Hay personas que tienen una enfermedad psiquiátrica latente y mueren sin que se les llegue a manifestar. Pero si ese potencial desequilibrado consume alcohol o sustancias estupefacientes, el drama siempre se acaba por desatar. A Tina Muñoz le fue diagnosticada un esquizofrenia paranoide en 1983. No solía escaparse de las casas de salud donde la recluían. Tras una agresión a Carmela acabó en Yeserías, la antigua cárcel de mujeres de Madrid. En aquel Madrid de los yonquis de los años 80 y los ayuntamientos socialistas podía verse a Tina Muñoz entre otros menesterosos en la plaza de las Descalzas Reales.

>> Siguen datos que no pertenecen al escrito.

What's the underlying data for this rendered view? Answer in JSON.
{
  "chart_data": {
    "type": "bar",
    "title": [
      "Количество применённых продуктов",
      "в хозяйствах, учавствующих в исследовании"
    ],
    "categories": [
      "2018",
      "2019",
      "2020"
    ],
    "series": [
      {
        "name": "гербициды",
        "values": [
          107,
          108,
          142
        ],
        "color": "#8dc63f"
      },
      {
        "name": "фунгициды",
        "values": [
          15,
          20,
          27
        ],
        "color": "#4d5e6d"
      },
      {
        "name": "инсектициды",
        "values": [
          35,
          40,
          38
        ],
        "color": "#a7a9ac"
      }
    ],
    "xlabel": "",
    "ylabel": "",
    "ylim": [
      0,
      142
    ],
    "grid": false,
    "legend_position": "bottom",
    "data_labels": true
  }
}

Si consideramos que los vagabundos siempre están mucho más cerca de esos miserables que nos muestra don Luis Buñuel en Viridiana (1961) o Jean Genet en sus novelas —seres brutales que abusan sexualmente de los más débiles— que del candor del Charlot de Chaplin, la vida en la calle de Tina Muñoz, habiendo sido famosa, tuvo que ser horrorosa. Murió en un centro de acogida de Aranjuez. Aquel día escribí sobre ella por primera vez. Corría el año 93. Pero ha sido ahora, con la perspicacia de la senectud, cuando he comprendido el valor testimonial, que no retórico, de los versos de Allen Ginsberg. Yo también he visto sucumbir ante la locura a muchos de los mejores mi generación.